Als es den Einsatzkräften schließlich gelang, die Zuleitung abzustellen, wurde das Ausmaß des Brandes deutlich. Man konzentrierte sich darauf, die benachbarte Halle der Steinwerke Rieder-Sellner mit ihren Lastwagen und Baumaschinen zu sichern. Geschmolzene Geldstücke im Zigarettenautomaten und das völlige Chaos in den Überresten der Küche und des Tanzsaals ließen am Morgen darauf erkennen, was für eine Katastrophe sich an diesem Ort ereignet hatte.
Immerhin waren keine größeren Personenschäden zu beklagen. Der Getränke-Vorratsraum war gar vom Feuer weitgehend verschont geblieben. Zwar fehlten die abgebrannten Etiketten an den Sektflaschen, aber die Korken waren auf den Flaschen geblieben. Doch auch Tags darauf war die Arbeit der Feuerwehrleute noch immer gefährlich, wie sich zeigte, als beim Bekämpfen von immer wieder aufflammenden Schwelbränden urplötzlich ein Teil der Decke zum Obergeschoss mitsamt einer Badewanne herunterbrach.
Natürlich erschienen noch am Faschingsdienstag auch die Brandermittler der Kriminalpolizei aus Augsburg. Sie stellten fest, dass das Fehlen von Massivdecken in der erst 1964/65 erbauten Gaststätte die Ausbreitung des Großfeuers maßgeblich gefördert hatte. Schweigend, so wird berichtet, stieg an jenem Dienstag auch der Besitzer des einst so attraktiven Lokals, Architekt Maus aus Günzburg, zwischen den geschwärzten Mauern über die verkohlten Balken und besah sich die Berge von Schutt.
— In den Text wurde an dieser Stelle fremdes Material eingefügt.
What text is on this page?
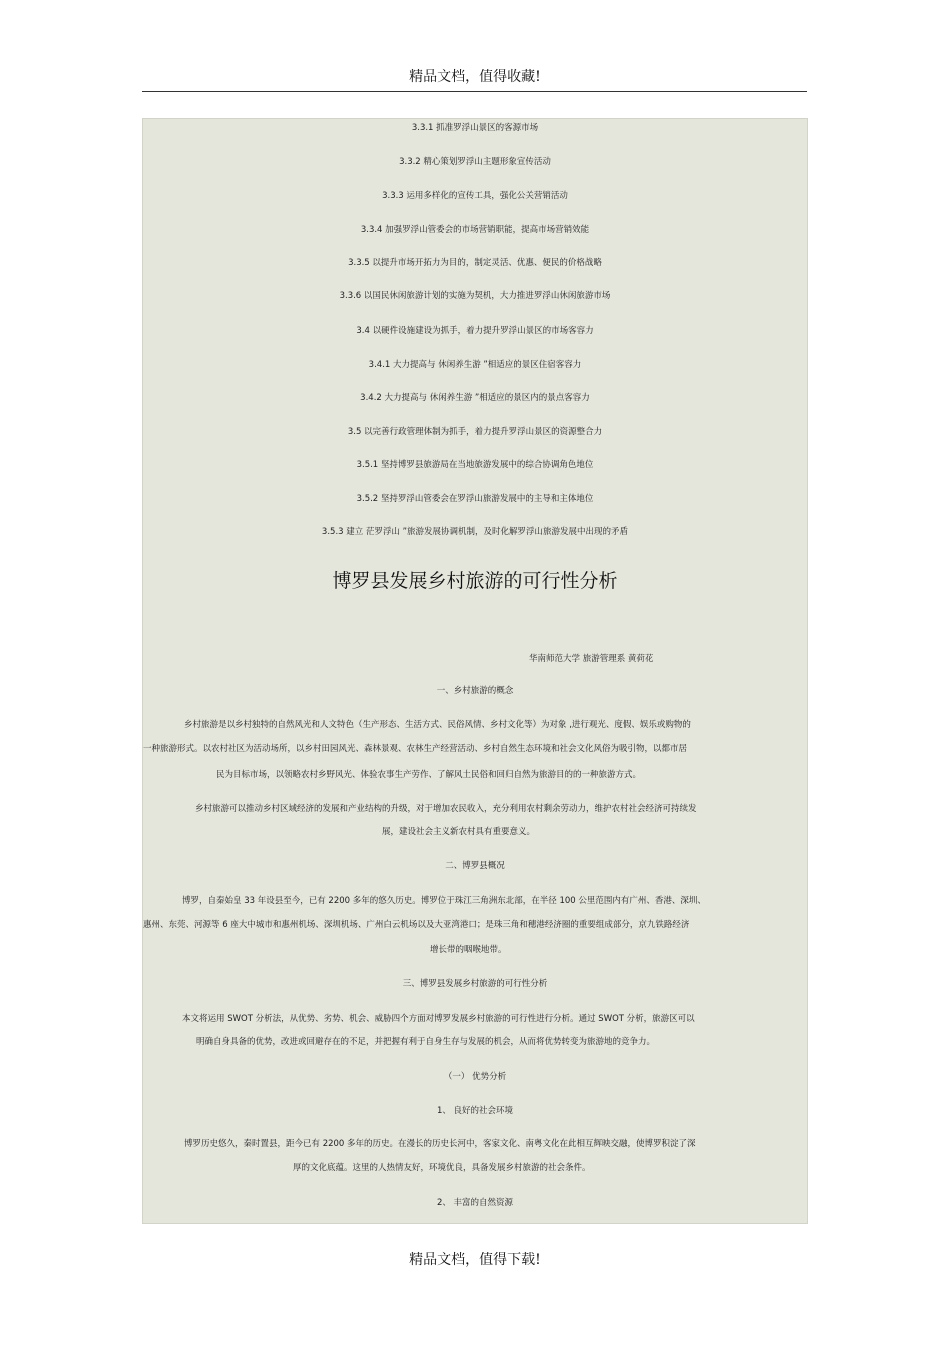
精品文档，值得收藏!
3.3.1 抓准罗浮山景区的客源市场
3.3.2 精心策划罗浮山主题形象宣传活动
3.3.3 运用多样化的宣传工具，强化公关营销活动
3.3.4 加强罗浮山管委会的市场营销职能，提高市场营销效能
3.3.5 以提升市场开拓力为目的，制定灵活、优惠、便民的价格战略
3.3.6 以国民休闲旅游计划的实施为契机，大力推进罗浮山休闲旅游市场
3.4 以硬件设施建设为抓手，着力提升罗浮山景区的市场客容力
3.4.1 大力提高与 休闲养生游 ”相适应的景区住宿客容力
3.4.2 大力提高与 休闲养生游 ”相适应的景区内的景点客容力
3.5 以完善行政管理体制为抓手，着力提升罗浮山景区的资源整合力
3.5.1 坚持博罗县旅游局在当地旅游发展中的综合协调角色地位
3.5.2 坚持罗浮山管委会在罗浮山旅游发展中的主导和主体地位
3.5.3 建立 茫罗浮山 ”旅游发展协调机制，及时化解罗浮山旅游发展中出现的矛盾
博罗县发展乡村旅游的可行性分析
华南师范大学 旅游管理系 黄荷花
一、乡村旅游的概念
乡村旅游是以乡村独特的自然风光和人文特色（生产形态、生活方式、民俗风情、乡村文化等）为对象 ,进行观光、度假、娱乐或购物的
一种旅游形式。以农村社区为活动场所，以乡村田园风光、森林景观、农林生产经营活动、乡村自然生态环境和社会文化风俗为吸引物，以都市居
民为目标市场，以领略农村乡野风光、体验农事生产劳作、了解风土民俗和回归自然为旅游目的的一种旅游方式。
乡村旅游可以推动乡村区域经济的发展和产业结构的升级，对于增加农民收入，充分利用农村剩余劳动力，维护农村社会经济可持续发
展，建设社会主义新农村具有重要意义。
二、博罗县概况
博罗，自秦始皇 33 年设县至今，已有 2200 多年的悠久历史。博罗位于珠江三角洲东北部，在半径 100 公里范围内有广州、香港、深圳、
惠州、东莞、河源等 6 座大中城市和惠州机场、深圳机场、广州白云机场以及大亚湾港口；是珠三角和穗港经济圈的重要组成部分，京九铁路经济
增长带的咽喉地带。
三、博罗县发展乡村旅游的可行性分析
本文将运用 SWOT 分析法，从优势、劣势、机会、威胁四个方面对博罗发展乡村旅游的可行性进行分析。通过 SWOT 分析，旅游区可以
明确自身具备的优势，改进或回避存在的不足，并把握有利于自身生存与发展的机会，从而将优势转变为旅游地的竞争力。
（一） 优势分析
1、 良好的社会环境
博罗历史悠久，秦时置县，距今已有 2200 多年的历史。在漫长的历史长河中，客家文化、南粤文化在此相互辉映交融，使博罗积淀了深
厚的文化底蕴。这里的人热情友好，环境优良，具备发展乡村旅游的社会条件。
2、 丰富的自然资源
精品文档，值得下载!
Anders als heute im Internetzeitalter sprach sich die Brandkatastrophe aber nicht gleich überall herum, vor allem nicht unter jenen Kesseltalern, die nachts wohl trotzdem gut geschlafen hatten. Eine ältere Bissingerin, die von Fremden am Dienstagmorgen nach dem Weg zum Forellenhof gefragt wurde, erklärte diesen, wo sie links abbiegen müssten und dass der Forellenhof so früh aber sicher noch geschlossen habe. Er hatte allerdings nicht geschlossen, denn es gab keine Türe mehr, die abgeschlossen werden konnte. Das musste auch der Bissinger Postbote überrascht feststellen, als er dort gegen 9.30 Uhr wie gewöhnlich einige Briefe an den Pächter abliefern wollte.
Gerüchte, dass bei dieser Brandkatastrophe etwas nicht mit rechten Dingen zugegangen war, gab es in Bissingen recht bald. Tatsächlich wurde der Pächter der Ausflugsgaststätte, der das gut gehende Lokal erst im Oktober 1970 übernommen hatte, später der vorsätzlichen Brandstiftung überführt und zu einer Gefängnisstrafe verurteilt. Der Forellenhof wurde nie mehr aufgebaut, und zudem wurde als weitere Folge dieser Brandkatastrophe auch das Bissinger Schwimmbad, im Jahre 1935 als erstes 50-MeterSchwimmbecken im ganzen Landkreis Dillingen in Betrieb genommen, geschlossen und nie mehr wiedereröffnet. Somit verlor der Marktort in jener Rosenmontagsnacht vor 50 Jahren gleich zwei seiner Attraktionen.